Gull alleged that Iqbal would force her to the extent that hearing of the missing aunt’s case would only take place if she would come. He used to give short dates of the case, she alleged.

“I can destroy your life in a second,” Gull quoted Iqbal as telling her when she refused to meet him. She said that he even threatened to cut her into pieces. “I was arrested two days after that,” she added.

In addition, Gull revealed before PAC that Azam Khan, who was the principal secretary to former prime minister Imran Khan, met her after she lodged complaint at the Citizen Portal. She was then asked to share the evidence with a man, Tahir A Khan, who later ran videos of her with NAB chairman on a television channel.

“Who was the beneficiary of the videos for three years,” she questioned, wondering why no action was taken against Iqbal and how the NAB DG was still serving in the post.

To this, the PAC chairman assured that all the accused would face investigation and that he would write to the prime minister and the chief justice of Pakistan. But before that, he stressed, it was important to hear what Iqbal had to say in response to the allegations.

The victim told PAC that she recorded audio calls and videos of NAB chairman to expose him as there was no other way to show the world what a retired judge and the head of a watchdog and commission was up to, while allegedly misusing his powers and labelling the couple as ‘blackmailers’.

She also told PAC that audio and video evidence of harassment was available with her. She also told the lawmakers that roughly 40 FIRs were registered in addition to NAB references against the couple. Some of the evidence was shown on the screen during PAC meeting.

Gull said that NAB spokesperson, Nawazish Sial, had later told her that her video made at NAB’s Lahore Office was deleted and the bureau’s former chairman and incumbent DG wanted to reach a compromise for whatever happened to her.

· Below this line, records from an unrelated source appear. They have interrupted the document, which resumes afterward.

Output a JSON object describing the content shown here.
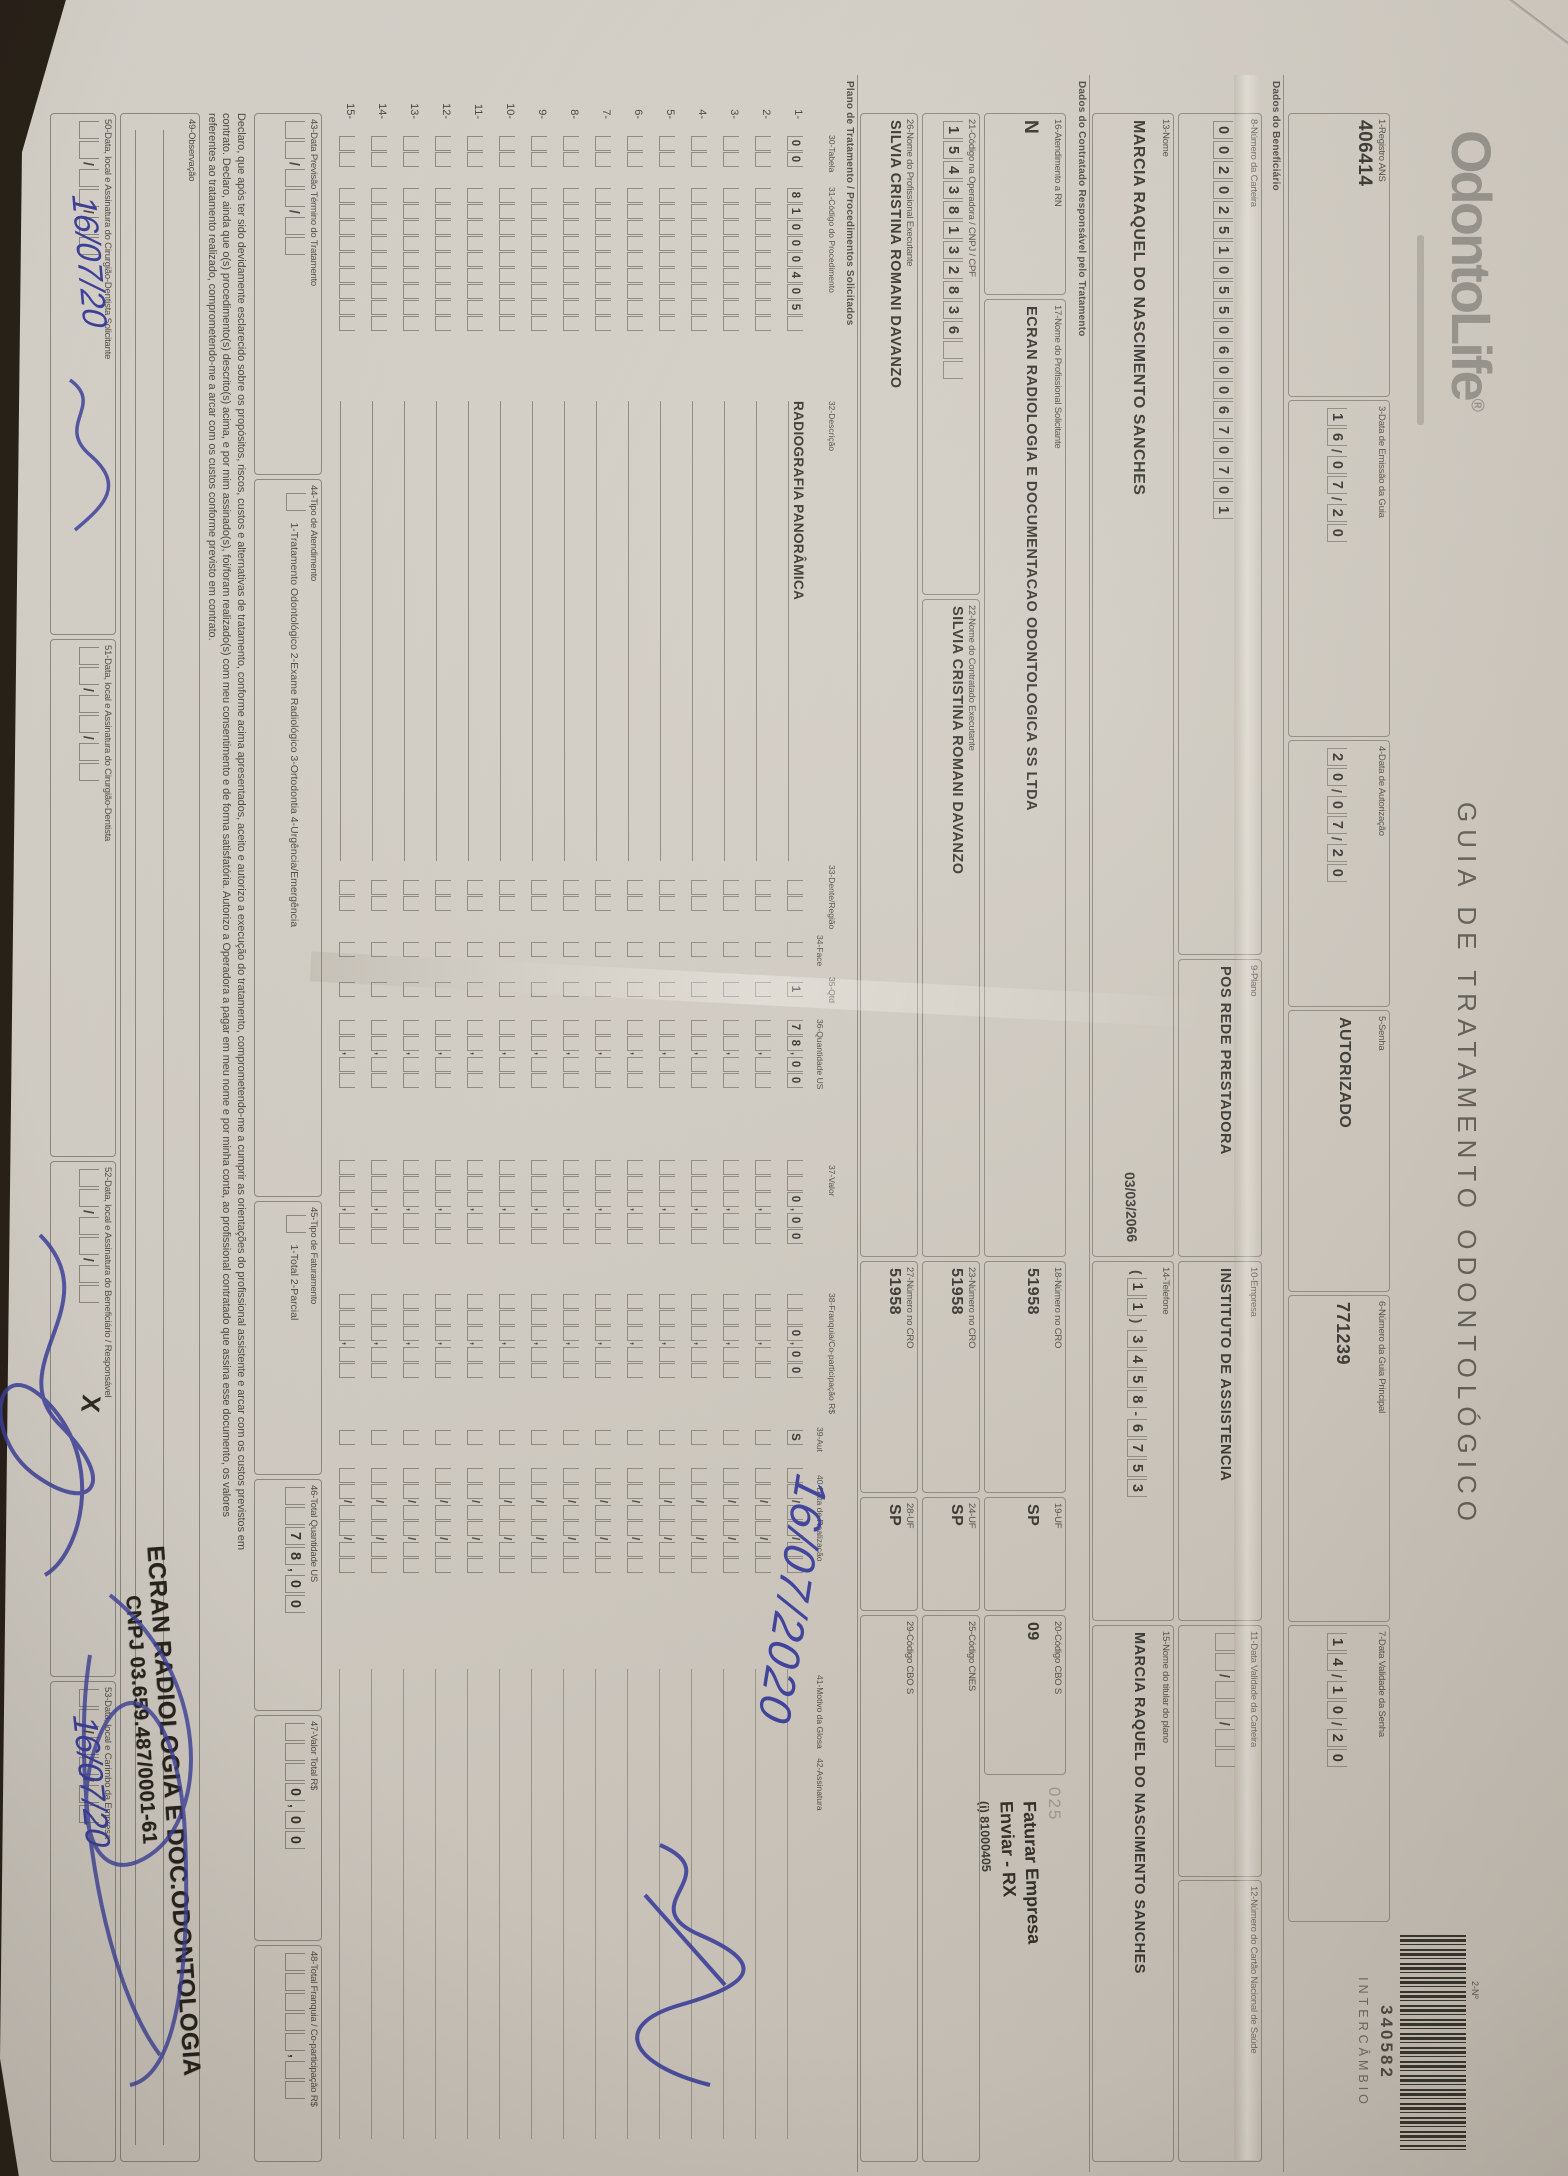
{
  "logo": {
    "text": "OdontoLife",
    "registered": "®"
  },
  "title": "GUIA DE TRATAMENTO ODONTOLÓGICO",
  "guide": {
    "no_label": "2-Nº",
    "number": "340582",
    "mode": "INTERCÂMBIO"
  },
  "sections": {
    "beneficiario": "Dados do Beneficiário",
    "contratado": "Dados do Contratado Responsável pelo Tratamento",
    "plano": "Plano de Tratamento / Procedimentos Solicitados"
  },
  "fields": {
    "f1": {
      "label": "1-Registro ANS",
      "value": "406414"
    },
    "f3": {
      "label": "3-Data de Emissão da Guia",
      "value": "16/07/20"
    },
    "f4": {
      "label": "4-Data de Autorização",
      "value": "20/07/20"
    },
    "f5": {
      "label": "5-Senha",
      "value": "AUTORIZADO"
    },
    "f6": {
      "label": "6-Número da Guia Principal",
      "value": "771239"
    },
    "f7": {
      "label": "7-Data Validade da Senha",
      "value": "14/10/20"
    },
    "f8": {
      "label": "8-Número da Carteira",
      "value": "00202510550600670701"
    },
    "f9": {
      "label": "9-Plano",
      "value": "POS REDE PRESTADORA"
    },
    "f10": {
      "label": "10-Empresa",
      "value": "INSTITUTO DE ASSISTENCIA"
    },
    "f11": {
      "label": "11-Data Validade da Carteira",
      "value": ""
    },
    "f12": {
      "label": "12-Número do Cartão Nacional de Saúde",
      "value": ""
    },
    "f13": {
      "label": "13-Nome",
      "value": "MARCIA RAQUEL DO NASCIMENTO SANCHES",
      "extra": "03/03/2066"
    },
    "f14": {
      "label": "14-Telefone",
      "value": "(11)3458-6753"
    },
    "f15": {
      "label": "15-Nome do titular do plano",
      "value": "MARCIA RAQUEL DO NASCIMENTO SANCHES"
    },
    "f16": {
      "label": "16-Atendimento a RN",
      "value": "N"
    },
    "f17": {
      "label": "17-Nome do Profissional Solicitante",
      "value": "ECRAN RADIOLOGIA E DOCUMENTACAO ODONTOLOGICA SS LTDA"
    },
    "f18": {
      "label": "18-Número no CRO",
      "value": "51958"
    },
    "f19": {
      "label": "19-UF",
      "value": "SP"
    },
    "f20": {
      "label": "20-Código CBO S",
      "value": "09"
    },
    "f21": {
      "label": "21-Código na Operadora / CNPJ / CPF",
      "value": "15438132836"
    },
    "f22": {
      "label": "22-Nome do Contratado Executante",
      "value": "SILVIA CRISTINA ROMANI DAVANZO"
    },
    "f23": {
      "label": "23-Número no CRO",
      "value": "51958"
    },
    "f24": {
      "label": "24-UF",
      "value": "SP"
    },
    "f25": {
      "label": "25-Código CNES",
      "value": ""
    },
    "f26": {
      "label": "26-Nome do Profissional Executante",
      "value": "SILVIA CRISTINA ROMANI DAVANZO"
    },
    "f27": {
      "label": "27-Número no CRO",
      "value": "51958"
    },
    "f28": {
      "label": "28-UF",
      "value": "SP"
    },
    "f29": {
      "label": "29-Código CBO S",
      "value": ""
    },
    "f43": {
      "label": "43-Data Previsão Término do Tratamento",
      "value": ""
    },
    "f44": {
      "label": "44-Tipo de Atendimento",
      "options": "1-Tratamento Odontológico  2-Exame Radiológico  3-Ortodontia  4-Urgência/Emergência",
      "value": ""
    },
    "f45": {
      "label": "45-Tipo de Faturamento",
      "options": "1-Total  2-Parcial",
      "value": ""
    },
    "f46": {
      "label": "46-Total Quantidade US",
      "value": "78,00"
    },
    "f47": {
      "label": "47-Valor Total R$",
      "value": "0,00"
    },
    "f48": {
      "label": "48-Total Franquia / Co-participação R$",
      "value": ""
    },
    "f49": {
      "label": "49-Observação"
    },
    "f50": {
      "label": "50-Data, local e Assinatura do Cirurgião-Dentista Solicitante"
    },
    "f51": {
      "label": "51-Data, local e Assinatura do Cirurgião-Dentista"
    },
    "f52": {
      "label": "52-Data, local e Assinatura do Beneficiário / Responsável"
    },
    "f53": {
      "label": "53-Data, local e Carimbo da Empresa"
    }
  },
  "auth_note": {
    "code": "025",
    "line1": "Faturar Empresa",
    "line2": "Enviar - RX",
    "line3": "(i) 81000405"
  },
  "table": {
    "headers": {
      "h30": "30-Tabela",
      "h31": "31-Código do Procedimento",
      "h32": "32-Descrição",
      "h33": "33-Dente/Região",
      "h34": "34-Face",
      "h35": "35-Qtd",
      "h36": "36-Quantidade US",
      "h37": "37-Valor",
      "h38": "38-Franquia/Co-participação R$",
      "h39": "39-Aut",
      "h40": "40-Data de Realização",
      "h41": "41-Motivo da Glosa",
      "h42": "42-Assinatura"
    },
    "rows": [
      {
        "n": "1",
        "tabela": "00",
        "codigo": "81000405",
        "desc": "RADIOGRAFIA PANORÂMICA",
        "dente": "",
        "face": "",
        "qtd": "1",
        "us": "78,00",
        "valor": "0,00",
        "franquia": "0,00",
        "aut": "S",
        "data": ""
      },
      {
        "n": "2"
      },
      {
        "n": "3"
      },
      {
        "n": "4"
      },
      {
        "n": "5"
      },
      {
        "n": "6"
      },
      {
        "n": "7"
      },
      {
        "n": "8"
      },
      {
        "n": "9"
      },
      {
        "n": "10"
      },
      {
        "n": "11"
      },
      {
        "n": "12"
      },
      {
        "n": "13"
      },
      {
        "n": "14"
      },
      {
        "n": "15"
      }
    ]
  },
  "declaration": [
    "Declaro, que após ter sido devidamente esclarecido sobre os propósitos, riscos, custos e alternativas de tratamento, conforme acima apresentados, aceito e autorizo a execução do tratamento, comprometendo-me a cumprir as orientações do profissional assistente e arcar com os custos previstos em",
    "contrato. Declaro, ainda que o(s) procedimento(s) descrito(s) acima, e por mim assinado(s), foi/foram realizado(s) com meu consentimento e de forma satisfatória. Autorizo a Operadora a pagar em meu nome e por minha conta, ao profissional contratado que assina esse documento, os valores",
    "referentes ao tratamento realizado, comprometendo-me a arcar com os custos conforme previsto em contrato."
  ],
  "handwriting": {
    "date_realizacao": "16/07/2020",
    "date_50": "16/07/20",
    "x_52": "X",
    "date_53": "16/07/20"
  },
  "stamp": {
    "line1": "ECRAN RADIOLOGIA E DOC.ODONTOLOGIA",
    "line2": "CNPJ 03.659.487/0001-61"
  }
}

Alleging that Iqbal’s personal secretary at the commission works as “facilitator”, she urged PAC to help her get justice as the couple faced “unbearable” torture and sufferings at the hands of NAB officials.

Noor Alam Khan assured her that he would ensure justice in the case, adding that he would call the NAB and police officials as the “misuse of authority” was evident. He further said that PAC would hear Iqbal after Eid before moving ahead.

Meanwhile, the PAC chairman directed NAB, the Federal Investigation Agency (FIA) and the Auditor General of Pakistan (AGP) to conduct an inquiry within a month into the alleged embezzlement of Sustainable Development Goal (SDG) funds allocated for the tribal areas.

Senator Hilalur Rehman from the former Federally-Administered Tribal Areas (Fata) filed an application before PAC, saying that no development work had taken place, yet millions of rupees were paid.

He said that the record showed that in one instance 844 kilometre pipeline was laid in just one day. Khan ordered for freezing the accounts, saying that the amount would be recovered if the inquiry findings seconded Rehman’s allegations.

The PAC chairman also directed NAB chairman to file a reference pertaining to Malam Jabba scandal and reopen investigations into the Bus Rapid Transit (BRT), the Billion Tree Tsunami and the Bank of Khyber scandals.